In 2A, T-bet mRNA expression at rest, assessed by RT-PCR, in untreated sorted naive and memory B cell subsets is shown. T-Bet expression was also quantitatively analyzed quantitative RT-PCR in total B cells after IFN-α treatment. Results are expressed as fold increases versus untreated total B cells. In 2B, T-bet mRNA expression was analyzed in sorted naive and memory B cell subsets after IFN-α treatment for 6 hours. 2C, B cells were treated for 24 h with IFN-α, and cDNAs were amplified with primers for IFN-γ, IL-12 p40, IL-12 p35, IL-4, IL-5, IL-13 and GAPDH. Positive controls consisted of the EBV-transformed B cell line RPMI-8866 (which constitutively expresses IL-12p35 and IL-12p40) and anti-CD3-activated T cells. 2D, 2E: B cells pretreated with IFN-α for 18 hours were treated with SAC for 24 hours (for mRNA quantification, 2D) or 48 hours (for ELISA, 2E). The corresponding cDNA and supernatants were assayed for IFN-γ expression by quantitative PCR and ELISA, respectively. Fig. 2F shows IFN-γ expression in naive and memory B cell subsets after IFN-α pretreatment and SAC activation for 12 hours, as determined with flow cytometry. Dashed lines correspond to isotype control. Data are representative of 4 different donors (2C, 2F) or are mean± SEM of 6 to 7 different donors (2A, 2B, 2D, 2E). Statistically significant differences are indicated by an asterisk.

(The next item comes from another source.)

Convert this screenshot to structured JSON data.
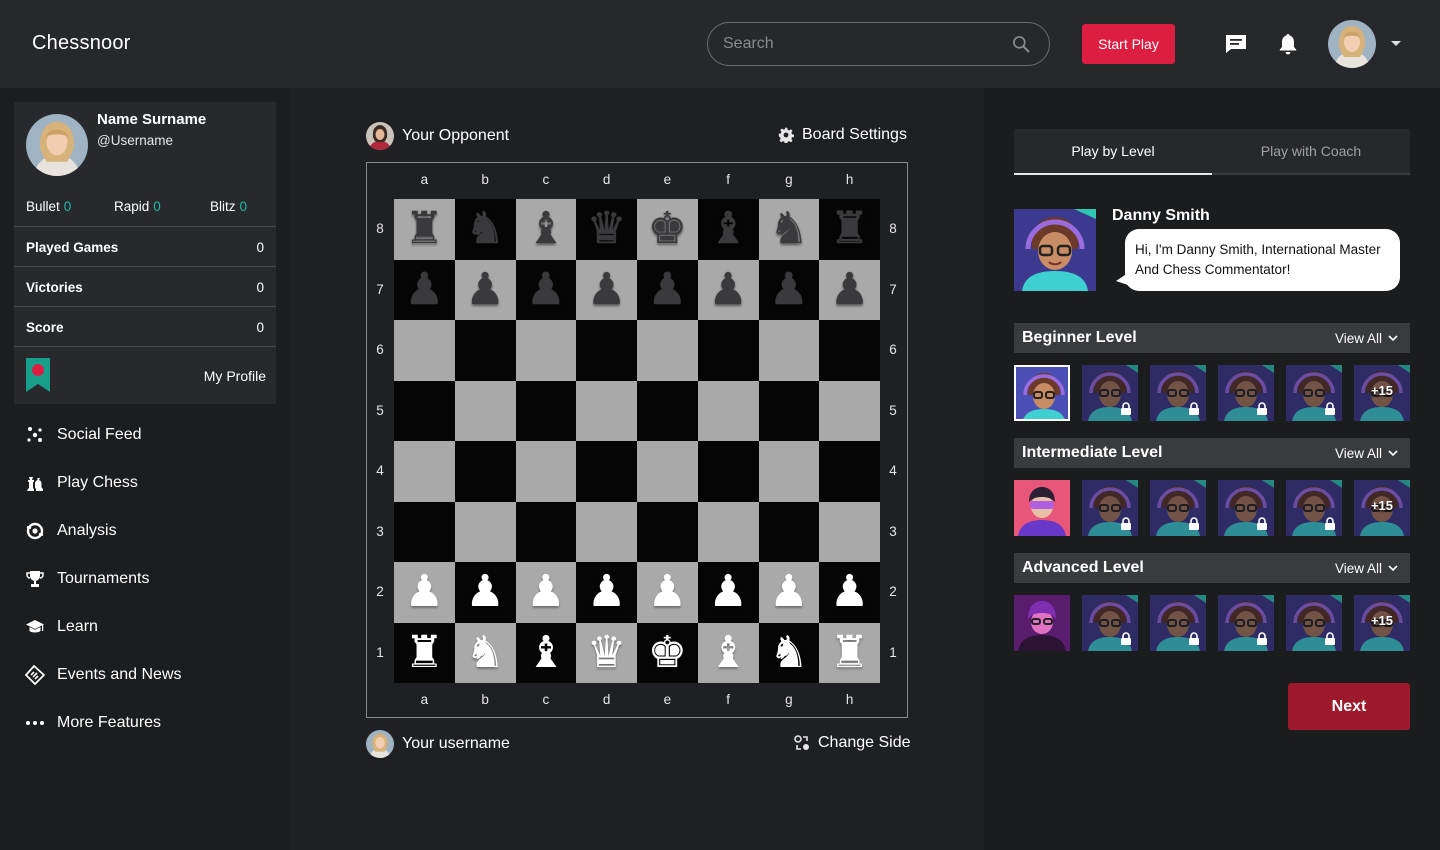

Figure 3. IFN-α increased IFN-γ gene responsiveness to IL-12. 3A, B cells were treated for various times with IFN-γ, and T-bet mRNA was quantified by RT-PCR.

The results are expressed as -fold increases versus untreated cells. 3B: T-bet mRNA -fold increases are shown for the naive and memory subsets at the 6-hour time point. 3C: Purified naive and memory B cells were activated for 6 hours with IFN-α or IFN-γ. IL-12Rβ2 mRNA expression was analyzed by quantitative PCR. 3D: B cells were pretreated with IFN-α for 18 h and treated with IL-12 for 24 h, then IFN-γ and GAPDH cDNAs were quantified by PCR. The results are mean ± SEM of values obtained with cells from 4 (3B, 3C) or 6 (3A, 3D) donors. Statistically significant differences are indicated by asterisks.